Scruggs didn’t meet Bill until almost Christmas of 1945, and of course that changed EVERYTHING! Don Reno had played for Monroe around 1943 as sort of an audition, and although Bill wanted to hire him, Don went in the Army and on to service with Merrill’s Marauders in China. Reno took Earl’s place in the BGBs in 1948. Monroe called both Earl’s and Don’s playing “like Snuffy Jenkins”, who was already well established on Carolinas radio and theater circuits.
Bijou Andrews was a comedian and harmonica player with the Blue Grass Boys in 1943-44, and he appears in a band photo where a TENOR banjo is pictured among the Blue Grass Boys’ instruments. However, it appears Bijou didn’t actually play banjo.

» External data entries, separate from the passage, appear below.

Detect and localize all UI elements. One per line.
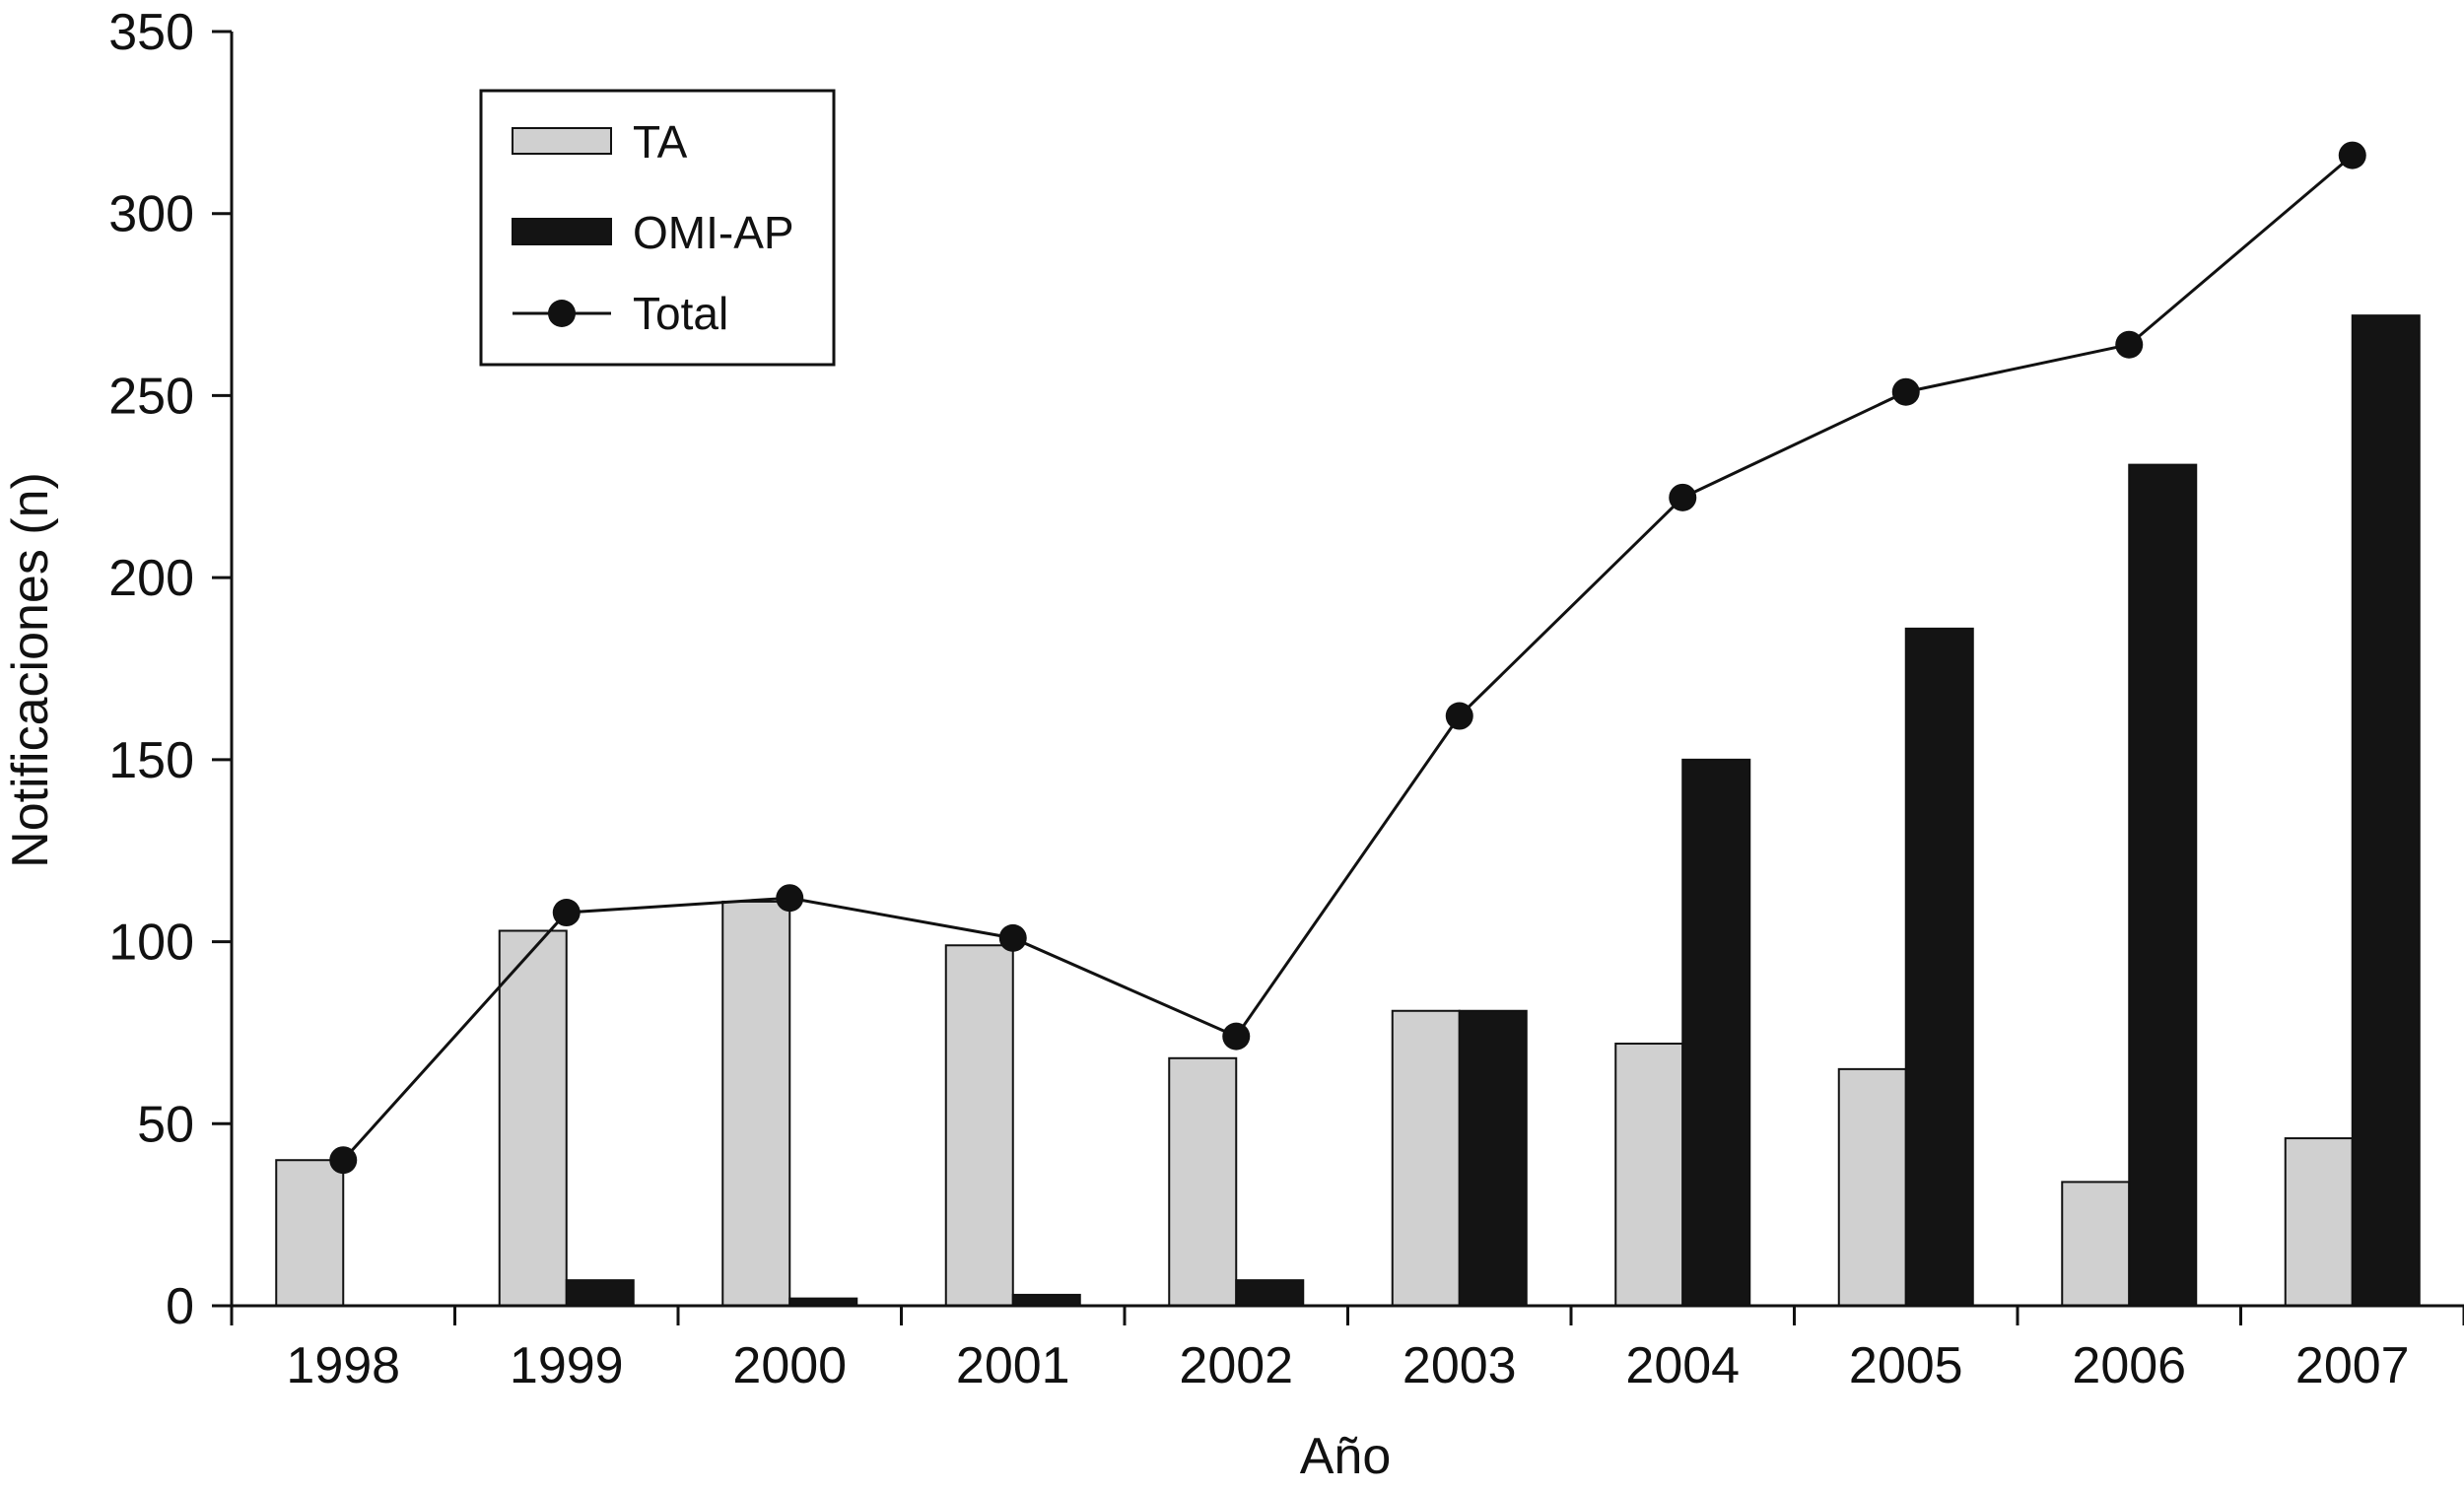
bar-ta-2000 (721, 900, 791, 1307)
point-total-2004 (1669, 483, 1697, 511)
legend-label-ta: TA (633, 116, 688, 168)
point-total-2007 (2338, 141, 2366, 170)
point-total-2005 (1891, 377, 1920, 406)
bar-ta-2004 (1614, 1043, 1684, 1308)
x-tick-label-2003: 2003 (1403, 1337, 1517, 1394)
y-tick-label-250: 250 (108, 368, 194, 425)
x-tick-label-1999: 1999 (510, 1337, 624, 1394)
bar-omi-ap-2005 (1904, 627, 1974, 1307)
point-total-2003 (1445, 702, 1473, 730)
point-total-2000 (776, 884, 804, 913)
bar-ta-2005 (1837, 1067, 1907, 1308)
y-tick-label-350: 350 (108, 4, 194, 61)
x-tick-label-2000: 2000 (732, 1337, 847, 1394)
point-total-1998 (329, 1146, 358, 1175)
x-tick-label-2005: 2005 (1849, 1337, 1963, 1394)
bar-omi-ap-2002 (1235, 1279, 1305, 1308)
point-total-1999 (552, 899, 581, 927)
x-tick-label-2001: 2001 (956, 1337, 1070, 1394)
bar-omi-ap-2004 (1681, 758, 1751, 1307)
y-tick-label-150: 150 (108, 732, 194, 789)
x-tick-label-1998: 1998 (286, 1337, 400, 1394)
x-tick-label-2002: 2002 (1179, 1337, 1293, 1394)
x-axis-label: Año (1300, 1428, 1392, 1485)
legend-marker-total (548, 300, 576, 327)
bar-omi-ap-2003 (1458, 1009, 1528, 1307)
point-total-2006 (2115, 330, 2144, 359)
bar-ta-2007 (2284, 1137, 2354, 1308)
bar-ta-1999 (498, 929, 568, 1307)
x-tick-label-2004: 2004 (1625, 1337, 1740, 1394)
legend-swatch-ta (512, 127, 612, 155)
y-tick-label-100: 100 (108, 915, 194, 972)
y-tick-label-200: 200 (108, 550, 194, 607)
legend-label-omi-ap: OMI-AP (633, 207, 794, 258)
legend-swatch-omi-ap (512, 218, 612, 245)
legend: TA OMI-AP Total (479, 89, 836, 367)
bars-layer (275, 314, 2421, 1308)
x-tick-label-2006: 2006 (2072, 1337, 2186, 1394)
y-tick-label-0: 0 (166, 1278, 194, 1335)
bar-omi-ap-2001 (1011, 1293, 1081, 1307)
bar-omi-ap-2007 (2351, 314, 2421, 1307)
bar-ta-2001 (944, 944, 1014, 1307)
y-tick-label-300: 300 (108, 186, 194, 243)
bar-omi-ap-1999 (565, 1279, 635, 1308)
bar-ta-2006 (2061, 1181, 2131, 1307)
point-total-2001 (998, 923, 1027, 952)
x-tick-label-2007: 2007 (2295, 1337, 2410, 1394)
y-axis-label: Notificaciones (n) (2, 472, 59, 868)
line-layer (329, 141, 2366, 1175)
point-total-2002 (1222, 1022, 1251, 1051)
line-total (342, 154, 2354, 1162)
bar-ta-2002 (1168, 1056, 1238, 1307)
axes-layer: 0 50 100 150 200 250 300 350 1998 1999 2000 2001 200… (108, 4, 2464, 1394)
bar-ta-2003 (1391, 1009, 1461, 1307)
y-tick-label-50: 50 (137, 1096, 194, 1153)
bar-omi-ap-2006 (2128, 463, 2198, 1307)
bar-ta-1998 (275, 1159, 345, 1307)
legend-label-total: Total (633, 288, 728, 339)
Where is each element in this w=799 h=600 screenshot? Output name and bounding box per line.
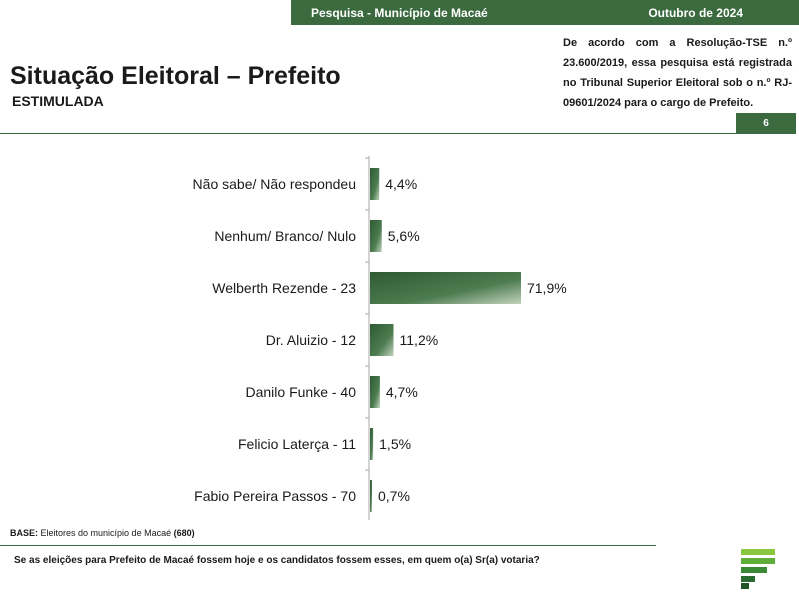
base-note: BASE: Eleitores do município de Macaé (6… <box>10 528 195 538</box>
header-bar: Pesquisa - Município de Macaé Outubro de… <box>291 0 799 25</box>
category-label: Danilo Funke - 40 <box>245 384 356 400</box>
company-logo-icon <box>741 549 775 589</box>
bar <box>370 220 382 252</box>
data-label: 4,4% <box>385 176 417 192</box>
bar <box>370 272 521 304</box>
data-label: 0,7% <box>378 488 410 504</box>
bar <box>370 168 380 200</box>
data-label: 5,6% <box>388 228 420 244</box>
category-label: Felicio Laterça - 11 <box>238 436 356 452</box>
base-count: (680) <box>173 528 195 538</box>
category-label: Fabio Pereira Passos - 70 <box>194 488 356 504</box>
survey-question: Se as eleições para Prefeito de Macaé fo… <box>14 555 540 566</box>
data-label: 1,5% <box>379 436 411 452</box>
survey-date: Outubro de 2024 <box>648 6 743 20</box>
page-subtitle: ESTIMULADA <box>12 93 104 109</box>
base-text: Eleitores do município de Macaé <box>38 528 174 538</box>
registration-note: De acordo com a Resolução-TSE n.º 23.600… <box>563 37 792 109</box>
bar <box>370 480 372 512</box>
data-label: 4,7% <box>386 384 418 400</box>
category-label: Não sabe/ Não respondeu <box>193 176 356 192</box>
category-label: Nenhum/ Branco/ Nulo <box>214 228 356 244</box>
page-number: 6 <box>736 113 796 134</box>
page-title: Situação Eleitoral – Prefeito <box>10 62 341 90</box>
data-label: 71,9% <box>527 280 567 296</box>
bar-chart: Não sabe/ Não respondeu 4,4% Nenhum/ Branc… <box>193 156 567 520</box>
bar <box>370 324 394 356</box>
bar <box>370 428 374 460</box>
survey-name: Pesquisa - Município de Macaé <box>311 6 488 20</box>
category-label: Welberth Rezende - 23 <box>212 280 356 296</box>
footer-divider <box>0 545 656 546</box>
header-divider <box>0 133 736 134</box>
base-label: BASE: <box>10 528 39 538</box>
bar <box>370 376 380 408</box>
category-label: Dr. Aluizio - 12 <box>266 332 356 348</box>
data-label: 11,2% <box>400 332 439 348</box>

Wade Mainer was performing and recording on 5 string banjo in the 1930s, sort of a contemporary of Snuffy Jenkins. However Wade was a member of Mainers’ Mountaineers, a direct competitor to Monroe’s Blue Grass Boys, at least in the Carolinas. Mainers Mountaineers never got on the Opry though, they weren’t “that” serious a competitor. Historically however, Mainers Mountaineers has their supporters as the originators of “bluegrass” music. Of course, THEY never called it bluegrass, and the group kind of fell apart in a short time and they never maintained their success of the 1930s. Most importantly, I feel, Wade Mainer never took a banjo break on any record in the 1930s — he played in unison with his brother’s fiddling — which is “old time” style music, not bluegrass style. In any case Wade never played with Bill Monroe. Wade played 2 finger style.
Monroe called the 5 string banjo “the fifth child”, because it was the 5th and last instrument to be melded into Monroe’s personal expression of music, “blue grass” that is. Monroe always felt that he had given the banjo a real chance to amount to something by bringing it into blue grass! Pete Wernick quotes Monroe as saying “Molly & Tenbrooks really gave the banjo a chance to do something!”. Much later he added “the banjo did a lot of good for Molly & Tenbrooks too…”
Remember Monroe’s exposure to hot string band music took place in Chicago at the WLS Barn Dance, where the hot jazzy string band was The Prairie Ramblers, which was fiddle driven, and had no banjo. The WLS Barn Dance banjo star was Scotty Wiseman who used banjo to accompany his singing with his wife Lulu Belle.
stringbean
F. None of the above. Every schoolboy knows that it should have been Snuffy Jenkins, but wasn’t.